USA Sportsbooks have had to make some “odditude” adjustment following the blockbuster trade that sent three-time All Star DeMarcus Cousins from the Sacramento Kings to the New Orleans Pelicans in exchange for Tyreke Evans, Buddy Hield, Langston Galloway, and 2017 first round and second round draft picks. And Omri Casspi is gotta be somewhere in there, too. The Pels are fourth in the Southwest division with a 23-34 record and 11th in the Western Conference 24½ games behind the Golden State Warriors. As it turns out, though, many sportsball talking heads believe that New Orleans is at the very least postseason-bound.

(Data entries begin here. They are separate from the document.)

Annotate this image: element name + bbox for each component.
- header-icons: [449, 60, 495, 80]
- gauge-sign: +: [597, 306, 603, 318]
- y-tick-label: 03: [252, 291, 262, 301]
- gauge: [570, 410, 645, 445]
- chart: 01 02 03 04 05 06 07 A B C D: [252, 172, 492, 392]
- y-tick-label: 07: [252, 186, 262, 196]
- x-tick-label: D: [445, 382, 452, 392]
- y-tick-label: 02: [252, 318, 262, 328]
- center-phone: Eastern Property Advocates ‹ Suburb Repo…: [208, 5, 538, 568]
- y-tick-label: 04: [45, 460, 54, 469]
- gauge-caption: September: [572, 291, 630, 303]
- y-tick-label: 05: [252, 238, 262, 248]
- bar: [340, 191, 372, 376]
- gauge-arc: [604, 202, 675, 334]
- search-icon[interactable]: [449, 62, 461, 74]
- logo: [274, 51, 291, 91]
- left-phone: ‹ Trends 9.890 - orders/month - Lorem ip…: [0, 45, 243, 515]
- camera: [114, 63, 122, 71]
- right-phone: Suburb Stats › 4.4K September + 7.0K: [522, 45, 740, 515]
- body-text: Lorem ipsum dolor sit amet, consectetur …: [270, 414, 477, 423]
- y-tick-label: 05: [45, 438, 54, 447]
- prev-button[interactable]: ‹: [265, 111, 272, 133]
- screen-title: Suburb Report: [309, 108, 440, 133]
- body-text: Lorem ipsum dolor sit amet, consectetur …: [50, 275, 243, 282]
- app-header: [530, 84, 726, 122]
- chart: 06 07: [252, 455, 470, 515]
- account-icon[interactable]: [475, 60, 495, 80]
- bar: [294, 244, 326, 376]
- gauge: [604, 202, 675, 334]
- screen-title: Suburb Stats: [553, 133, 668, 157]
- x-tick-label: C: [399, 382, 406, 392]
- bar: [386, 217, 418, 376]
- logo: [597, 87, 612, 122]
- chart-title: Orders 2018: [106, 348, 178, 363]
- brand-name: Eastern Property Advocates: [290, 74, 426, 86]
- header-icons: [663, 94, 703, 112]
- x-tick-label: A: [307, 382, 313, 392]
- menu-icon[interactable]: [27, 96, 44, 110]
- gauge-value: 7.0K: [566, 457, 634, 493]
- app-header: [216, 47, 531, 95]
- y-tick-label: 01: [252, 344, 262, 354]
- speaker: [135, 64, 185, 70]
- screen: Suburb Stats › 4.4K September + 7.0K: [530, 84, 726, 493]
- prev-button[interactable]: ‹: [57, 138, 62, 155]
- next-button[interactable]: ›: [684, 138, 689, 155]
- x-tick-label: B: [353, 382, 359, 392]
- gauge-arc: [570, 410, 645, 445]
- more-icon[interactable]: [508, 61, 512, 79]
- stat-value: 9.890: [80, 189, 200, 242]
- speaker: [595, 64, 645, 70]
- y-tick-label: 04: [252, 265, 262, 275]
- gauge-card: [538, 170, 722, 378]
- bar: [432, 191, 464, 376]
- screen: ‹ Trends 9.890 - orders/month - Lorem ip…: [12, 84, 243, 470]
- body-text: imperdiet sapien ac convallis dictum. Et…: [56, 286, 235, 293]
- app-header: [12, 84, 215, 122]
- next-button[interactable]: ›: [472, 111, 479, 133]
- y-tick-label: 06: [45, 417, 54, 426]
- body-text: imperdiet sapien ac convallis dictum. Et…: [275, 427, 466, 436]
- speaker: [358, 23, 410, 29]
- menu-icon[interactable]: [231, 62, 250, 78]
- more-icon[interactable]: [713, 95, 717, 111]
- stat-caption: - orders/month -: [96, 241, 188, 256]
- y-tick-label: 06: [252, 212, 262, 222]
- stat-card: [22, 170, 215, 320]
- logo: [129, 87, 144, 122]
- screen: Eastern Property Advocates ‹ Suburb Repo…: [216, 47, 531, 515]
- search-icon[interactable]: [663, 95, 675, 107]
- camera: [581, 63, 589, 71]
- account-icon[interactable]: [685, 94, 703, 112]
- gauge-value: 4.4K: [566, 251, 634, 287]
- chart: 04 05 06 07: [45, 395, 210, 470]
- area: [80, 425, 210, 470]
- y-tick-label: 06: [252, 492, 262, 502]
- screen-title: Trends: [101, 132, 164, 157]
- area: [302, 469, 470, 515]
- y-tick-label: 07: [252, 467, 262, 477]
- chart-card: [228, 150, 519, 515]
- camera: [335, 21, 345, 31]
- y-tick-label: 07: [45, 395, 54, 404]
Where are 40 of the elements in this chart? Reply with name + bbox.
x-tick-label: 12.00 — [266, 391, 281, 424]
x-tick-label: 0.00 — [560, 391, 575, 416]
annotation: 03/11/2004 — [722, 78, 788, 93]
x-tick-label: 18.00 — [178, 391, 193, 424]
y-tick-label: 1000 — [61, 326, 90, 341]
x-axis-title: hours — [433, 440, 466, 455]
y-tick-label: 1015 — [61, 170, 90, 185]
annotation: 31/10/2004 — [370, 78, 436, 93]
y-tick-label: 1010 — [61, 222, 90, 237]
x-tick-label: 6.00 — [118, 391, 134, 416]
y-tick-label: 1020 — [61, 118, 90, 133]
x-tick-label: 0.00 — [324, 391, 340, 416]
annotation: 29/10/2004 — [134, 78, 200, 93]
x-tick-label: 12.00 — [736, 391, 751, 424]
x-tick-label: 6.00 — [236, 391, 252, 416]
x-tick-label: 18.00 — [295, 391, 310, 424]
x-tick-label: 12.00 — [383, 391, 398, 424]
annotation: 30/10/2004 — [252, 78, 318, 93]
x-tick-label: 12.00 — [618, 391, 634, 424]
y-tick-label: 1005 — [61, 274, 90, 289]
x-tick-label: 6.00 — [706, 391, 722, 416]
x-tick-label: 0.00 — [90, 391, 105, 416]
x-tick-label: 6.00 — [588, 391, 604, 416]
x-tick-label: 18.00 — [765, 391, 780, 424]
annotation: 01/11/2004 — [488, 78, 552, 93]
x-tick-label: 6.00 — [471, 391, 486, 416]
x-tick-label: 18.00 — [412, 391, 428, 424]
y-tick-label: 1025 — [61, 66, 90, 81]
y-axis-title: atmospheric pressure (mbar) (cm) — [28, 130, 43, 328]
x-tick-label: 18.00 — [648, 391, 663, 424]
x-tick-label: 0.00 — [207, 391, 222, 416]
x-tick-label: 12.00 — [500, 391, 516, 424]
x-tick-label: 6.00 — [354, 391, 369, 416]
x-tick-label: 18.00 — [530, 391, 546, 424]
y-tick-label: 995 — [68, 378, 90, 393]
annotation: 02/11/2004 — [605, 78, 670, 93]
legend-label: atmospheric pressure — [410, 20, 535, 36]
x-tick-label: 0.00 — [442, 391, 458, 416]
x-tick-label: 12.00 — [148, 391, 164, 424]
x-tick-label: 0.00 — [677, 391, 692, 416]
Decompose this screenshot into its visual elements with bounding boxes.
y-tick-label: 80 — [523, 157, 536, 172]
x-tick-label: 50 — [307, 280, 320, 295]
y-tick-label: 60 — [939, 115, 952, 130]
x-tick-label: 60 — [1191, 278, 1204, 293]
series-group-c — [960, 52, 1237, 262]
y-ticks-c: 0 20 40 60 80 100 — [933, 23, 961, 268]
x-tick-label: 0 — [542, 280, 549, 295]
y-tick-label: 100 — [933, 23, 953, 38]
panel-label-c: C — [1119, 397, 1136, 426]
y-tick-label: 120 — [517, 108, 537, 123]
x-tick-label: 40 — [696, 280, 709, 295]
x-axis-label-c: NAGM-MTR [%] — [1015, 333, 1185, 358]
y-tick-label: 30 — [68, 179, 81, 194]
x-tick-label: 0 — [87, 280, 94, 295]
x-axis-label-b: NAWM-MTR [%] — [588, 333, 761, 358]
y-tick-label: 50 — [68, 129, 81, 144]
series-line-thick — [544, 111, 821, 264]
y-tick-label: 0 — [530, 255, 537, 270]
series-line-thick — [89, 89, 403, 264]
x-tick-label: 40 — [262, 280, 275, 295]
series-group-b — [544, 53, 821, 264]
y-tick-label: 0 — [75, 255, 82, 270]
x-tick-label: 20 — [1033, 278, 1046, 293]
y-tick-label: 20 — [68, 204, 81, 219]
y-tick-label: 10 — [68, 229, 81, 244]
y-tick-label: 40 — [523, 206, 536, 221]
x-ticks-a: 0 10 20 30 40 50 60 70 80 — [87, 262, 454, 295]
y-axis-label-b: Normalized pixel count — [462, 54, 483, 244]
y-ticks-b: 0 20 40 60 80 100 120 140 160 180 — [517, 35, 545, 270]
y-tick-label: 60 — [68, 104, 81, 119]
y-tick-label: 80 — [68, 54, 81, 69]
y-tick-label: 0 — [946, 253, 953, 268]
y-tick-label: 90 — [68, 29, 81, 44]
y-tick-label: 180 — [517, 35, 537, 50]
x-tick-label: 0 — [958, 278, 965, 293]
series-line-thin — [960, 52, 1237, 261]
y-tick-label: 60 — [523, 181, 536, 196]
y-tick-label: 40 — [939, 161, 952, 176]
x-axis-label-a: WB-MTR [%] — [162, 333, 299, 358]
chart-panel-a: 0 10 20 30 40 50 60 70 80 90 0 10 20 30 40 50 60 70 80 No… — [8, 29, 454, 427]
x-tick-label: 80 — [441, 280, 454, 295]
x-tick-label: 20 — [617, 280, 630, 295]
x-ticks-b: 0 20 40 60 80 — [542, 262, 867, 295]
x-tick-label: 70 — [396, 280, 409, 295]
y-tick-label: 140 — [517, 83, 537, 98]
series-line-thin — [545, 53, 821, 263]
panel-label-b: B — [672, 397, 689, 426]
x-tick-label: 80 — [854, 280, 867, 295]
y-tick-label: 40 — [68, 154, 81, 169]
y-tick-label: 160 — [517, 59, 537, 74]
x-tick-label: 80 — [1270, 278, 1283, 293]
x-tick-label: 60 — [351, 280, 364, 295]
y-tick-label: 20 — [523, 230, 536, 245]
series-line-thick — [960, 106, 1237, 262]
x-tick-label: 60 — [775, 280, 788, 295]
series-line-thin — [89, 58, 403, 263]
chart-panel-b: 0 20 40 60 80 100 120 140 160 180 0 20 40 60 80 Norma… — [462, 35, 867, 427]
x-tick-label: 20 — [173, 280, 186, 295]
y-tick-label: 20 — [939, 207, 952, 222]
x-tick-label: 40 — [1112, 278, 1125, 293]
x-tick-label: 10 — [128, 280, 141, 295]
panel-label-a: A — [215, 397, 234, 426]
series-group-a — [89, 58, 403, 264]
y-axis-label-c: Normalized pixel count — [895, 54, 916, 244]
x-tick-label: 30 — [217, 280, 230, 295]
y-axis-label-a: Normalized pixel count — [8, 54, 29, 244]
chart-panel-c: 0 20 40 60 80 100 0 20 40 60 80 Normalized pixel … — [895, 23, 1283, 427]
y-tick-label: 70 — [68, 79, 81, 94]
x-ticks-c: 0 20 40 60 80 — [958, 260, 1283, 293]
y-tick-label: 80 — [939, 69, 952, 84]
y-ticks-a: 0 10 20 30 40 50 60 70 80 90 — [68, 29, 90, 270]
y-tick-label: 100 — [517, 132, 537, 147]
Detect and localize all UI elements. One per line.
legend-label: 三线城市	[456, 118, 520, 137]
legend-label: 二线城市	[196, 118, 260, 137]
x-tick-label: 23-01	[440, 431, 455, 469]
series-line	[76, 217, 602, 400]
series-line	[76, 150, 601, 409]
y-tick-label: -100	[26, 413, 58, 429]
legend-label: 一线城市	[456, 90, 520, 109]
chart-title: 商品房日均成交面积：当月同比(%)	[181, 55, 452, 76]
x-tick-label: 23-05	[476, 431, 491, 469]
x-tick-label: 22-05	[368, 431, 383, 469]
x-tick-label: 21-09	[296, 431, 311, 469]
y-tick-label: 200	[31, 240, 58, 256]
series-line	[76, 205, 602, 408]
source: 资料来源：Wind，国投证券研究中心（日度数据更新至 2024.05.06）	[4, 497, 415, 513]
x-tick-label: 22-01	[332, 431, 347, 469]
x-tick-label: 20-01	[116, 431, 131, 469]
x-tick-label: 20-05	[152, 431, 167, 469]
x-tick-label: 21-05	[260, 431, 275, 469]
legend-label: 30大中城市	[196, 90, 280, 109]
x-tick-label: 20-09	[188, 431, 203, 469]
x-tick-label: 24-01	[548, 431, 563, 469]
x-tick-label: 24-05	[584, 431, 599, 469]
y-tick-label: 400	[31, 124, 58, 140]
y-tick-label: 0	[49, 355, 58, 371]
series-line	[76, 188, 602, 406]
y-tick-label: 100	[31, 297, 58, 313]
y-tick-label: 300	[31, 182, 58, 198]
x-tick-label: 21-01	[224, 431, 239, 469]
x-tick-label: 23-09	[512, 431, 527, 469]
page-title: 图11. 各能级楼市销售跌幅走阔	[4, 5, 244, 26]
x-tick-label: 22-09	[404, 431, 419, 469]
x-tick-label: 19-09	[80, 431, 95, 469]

Cousins is currently averaging career-highs in both points (27.8) and assists per betting game, and three-point shooting percentage (35.6%), as well as posting 10.6 rebounds, 1.4 steals, and 1.3 blocks per game in 55 regular season games with the Kings. Um, why did they trade him, again? Well, other than the technical fouls, suspensions, and fines. Opinions are divided as to which team got the short end of the stick on this deal. For example, NBA.com asked its writers whether the Kings got fleeced in the trade. John Schuhmann called Evans, Hield and Galloway “an underwhelming return;” Shaun Powell claimed that the Kings fleeced themselves when they failed to trade Cousins one or two summers ago; and Fran Blinebury predicted that the Pelicans “should make a run at the No. 8 spot in the West,” and maybe even as favorites on top USA Sportsbooks.
Over at CBS Sports Bill Reiter agrees with that assessment, saying that “New Orleans will surge after the All-Star break and easily claim the eighth spot.” On the one hand that might be easier said than done considering the Pels have to leapfrog over the Nuggets, Blazers, and Kings. On the other, those three teams are like a latter-day Orson Welles; easier to jump over than walk around. The Pelicans now possess arguably the best big-man tandem in basketball since Tim Duncan and David Robinson – and much more entertaining, too – in Cousins and All Star game MVP Anthony Davis. Neither will have to carry an entire franchise on their shoulders (even such flimsy ones as Sacramento or New Orleans) and Davis will be able to revert to his natural position. The Pelicans will have to house-train Cousins, of course.
The bad news is that if the Pels do clinch the eighth spot they would have to face the Warriors in the opening round of the playoffs, which did not go so well for the former in the season before last. The Warriors are so loaded that sportsbooks like MyBookie favor them win everything from the NBA title to a Screen Actors Guild Award for Outstanding Performance by a Cast. Then again, New Orleans could always become the sixth underdog to knock off a No. 1 seed in the first round (and join the 1998-99 New York Knicks, 2006-07 Golden State Warriors, 1993-94 Denver Nuggets, 2010-11 Memphis Grizzlies, and 2013-14 Dallas Mavericks). A man can dream, though. A man can dream.